I have two datasets: a bulk RNAseq dataset for different samples, and a viability dataset with scores giving the effect of a treatment on sample.
From this dataset, I calculated the correlation of the different gene expression profiles with the viability scores for each treatment. So for each treatment, I have a list of genes and their correlation with the treatment-viability, and a p-value.
I want to rank this list as input for GSEA (previously used gseKEGG in ClusterProfiler). What is the best way to rank this gene list?
Possibilities I could imagine:
- correlation coefficient (from +1 to -1)
- sign(correlation coefficient) * -log10(p-value)
- p-value (from 0 to 1)
Using solely the correlation coefficient would be easier to interpret, as a high correlation would directly correspond to the effect of treatment on viability (gene correlated with sensitivity or resistance to treatment)

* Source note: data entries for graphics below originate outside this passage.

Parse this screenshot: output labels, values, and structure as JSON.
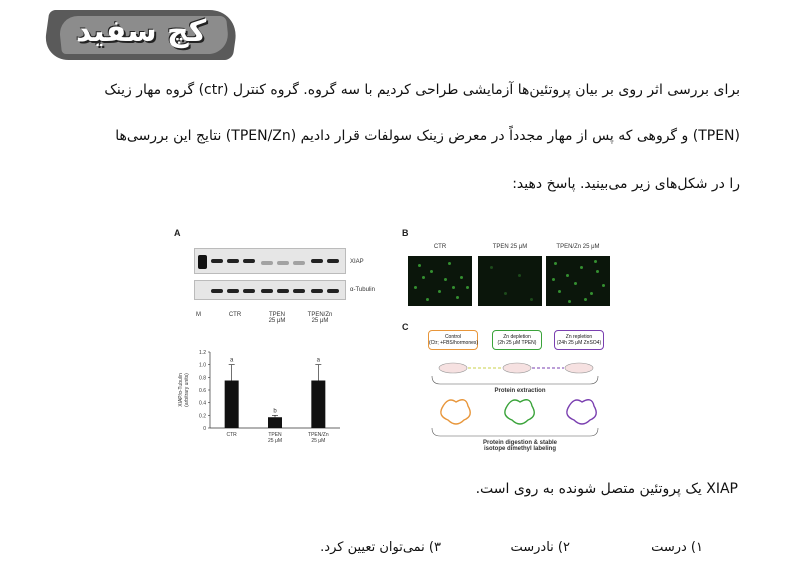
{
  "logo": {
    "text": "کچ سفید"
  },
  "question": {
    "line1": "برای بررسی اثر روی بر بیان پروتئین‌ها آزمایشی طراحی کردیم با سه گروه. گروه کنترل (ctr) گروه مهار زینک",
    "line2": "(TPEN) و گروهی که پس از مهار مجدداً در معرض زینک سولفات قرار دادیم (TPEN/Zn) نتایج این بررسی‌ها",
    "line3": "را در شکل‌های زیر می‌بینید. پاسخ دهید:"
  },
  "figure": {
    "panel_a": "A",
    "panel_b": "B",
    "panel_c": "C",
    "blot_labels": {
      "xiap": "XIAP",
      "tubulin": "α-Tubulin",
      "marker": "M"
    },
    "lane_groups": [
      "CTR",
      "TPEN\n25 μM",
      "TPEN/Zn\n25 μM"
    ],
    "micro_labels": [
      "CTR",
      "TPEN 25 μM",
      "TPEN/Zn 25 μM"
    ],
    "scheme": {
      "control": "Control\n(Ctr; +FBS/hormones)",
      "depletion": "Zn depletion\n(2h 25 μM TPEN)",
      "repletion": "Zn repletion\n(24h 25 μM ZnSO4)",
      "extraction": "Protein extraction",
      "digestion": "Protein digestion & stable\nisotope dimethyl labeling"
    },
    "colors": {
      "control": "#e8963a",
      "depletion": "#3aa33a",
      "repletion": "#7a3fb0"
    }
  },
  "chart_data": {
    "type": "bar",
    "categories": [
      "CTR",
      "TPEN\n25 μM",
      "TPEN/Zn\n25 μM"
    ],
    "values": [
      0.75,
      0.17,
      0.75
    ],
    "errors": [
      0.25,
      0.03,
      0.25
    ],
    "annotations": [
      "a",
      "b",
      "a"
    ],
    "ylabel": "XIAP/α-Tubulin\n(arbitrary units)",
    "yticks": [
      "0",
      "0.2",
      "0.4",
      "0.6",
      "0.8",
      "1.0",
      "1.2"
    ],
    "ylim": [
      0,
      1.2
    ]
  },
  "statement": "XIAP یک پروتئین متصل شونده به روی است.",
  "options": {
    "opt1": "۱) درست",
    "opt2": "۲) نادرست",
    "opt3": "۳) نمی‌توان تعیین کرد."
  }
}
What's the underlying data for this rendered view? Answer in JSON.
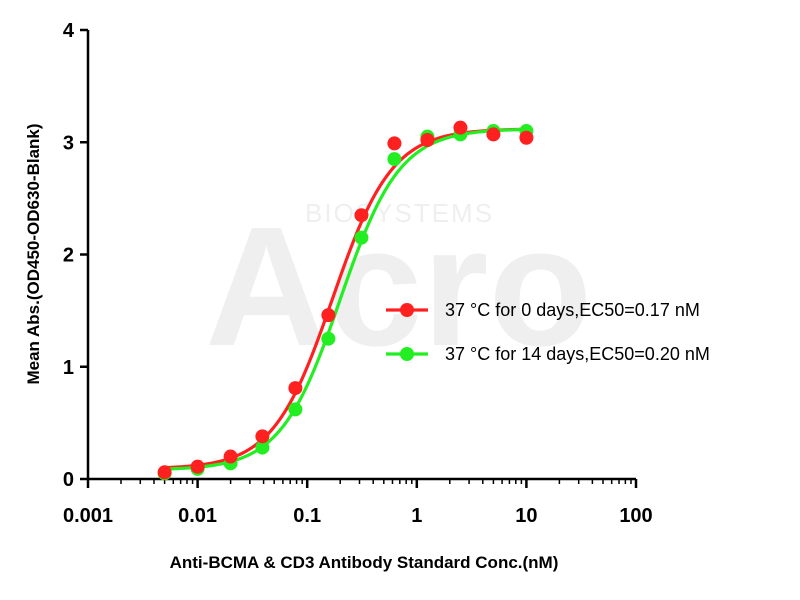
{
  "watermark": {
    "brand": "Acro",
    "sub": "BIOSYSTEMS"
  },
  "chart_data": {
    "type": "scatter",
    "xlabel": "Anti-BCMA & CD3 Antibody Standard Conc.(nM)",
    "ylabel": "Mean Abs.(OD450-OD630-Blank)",
    "xscale": "log",
    "xlim": [
      0.001,
      100
    ],
    "ylim": [
      0,
      4
    ],
    "x_ticks": [
      0.001,
      0.01,
      0.1,
      1,
      10,
      100
    ],
    "x_tick_labels": [
      "0.001",
      "0.01",
      "0.1",
      "1",
      "10",
      "100"
    ],
    "y_ticks": [
      0,
      1,
      2,
      3,
      4
    ],
    "y_tick_labels": [
      "0",
      "1",
      "2",
      "3",
      "4"
    ],
    "grid": false,
    "legend_position": "right",
    "series": [
      {
        "name": "37 °C for 0 days,EC50=0.17 nM",
        "color": "#ff2020",
        "x": [
          0.005,
          0.01,
          0.02,
          0.039,
          0.078,
          0.156,
          0.3125,
          0.625,
          1.25,
          2.5,
          5,
          10
        ],
        "y": [
          0.06,
          0.11,
          0.2,
          0.38,
          0.81,
          1.46,
          2.35,
          2.99,
          3.02,
          3.13,
          3.07,
          3.04
        ],
        "fit": {
          "bottom": 0.09,
          "top": 3.12,
          "ec50": 0.17,
          "hill": 1.6
        }
      },
      {
        "name": "37 °C for 14 days,EC50=0.20 nM",
        "color": "#22ee22",
        "x": [
          0.005,
          0.01,
          0.02,
          0.039,
          0.078,
          0.156,
          0.3125,
          0.625,
          1.25,
          2.5,
          5,
          10
        ],
        "y": [
          0.05,
          0.09,
          0.14,
          0.28,
          0.62,
          1.25,
          2.15,
          2.85,
          3.05,
          3.07,
          3.1,
          3.1
        ],
        "fit": {
          "bottom": 0.08,
          "top": 3.12,
          "ec50": 0.2,
          "hill": 1.6
        }
      }
    ]
  }
}
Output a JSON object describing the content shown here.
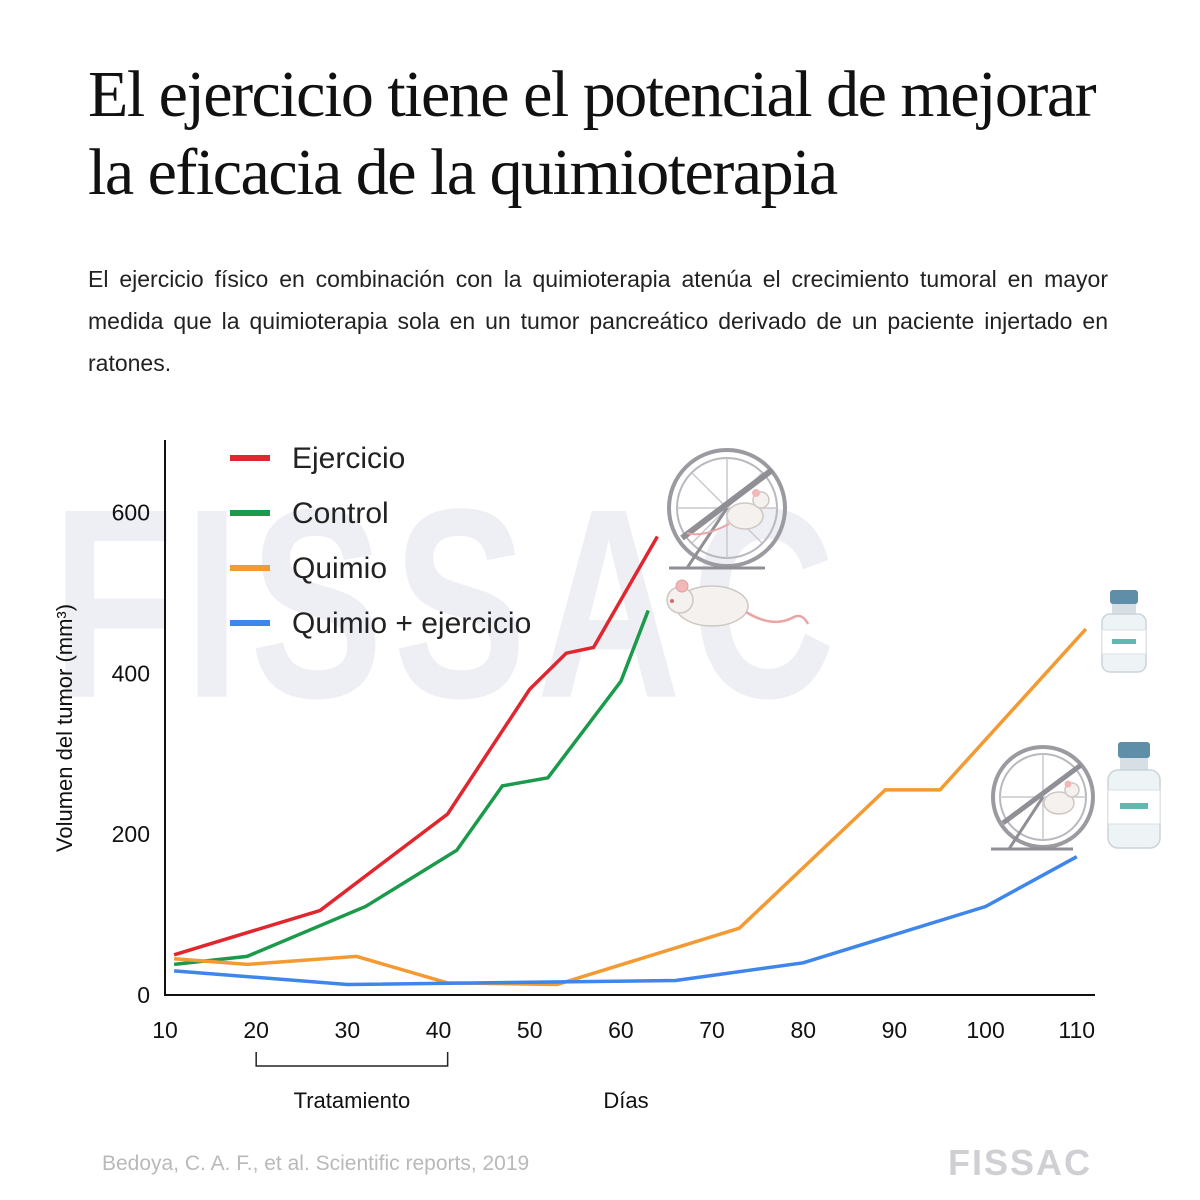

I would not really know how to interpret solely the p-value.
And using the combination formula with correlation coeff. and p-value would become more interpretable, but also a bit messy (gene significantly correlated with sensitivity or resistance to treatment). I drew on this possible formula, as I've seen it used for ranking DE (sign(FoldChange) * -log10(p) ), but I've also seen some critique of this as well.
Overall, I can't really find a good source for how to rank genes for GSEA outside of differential expression.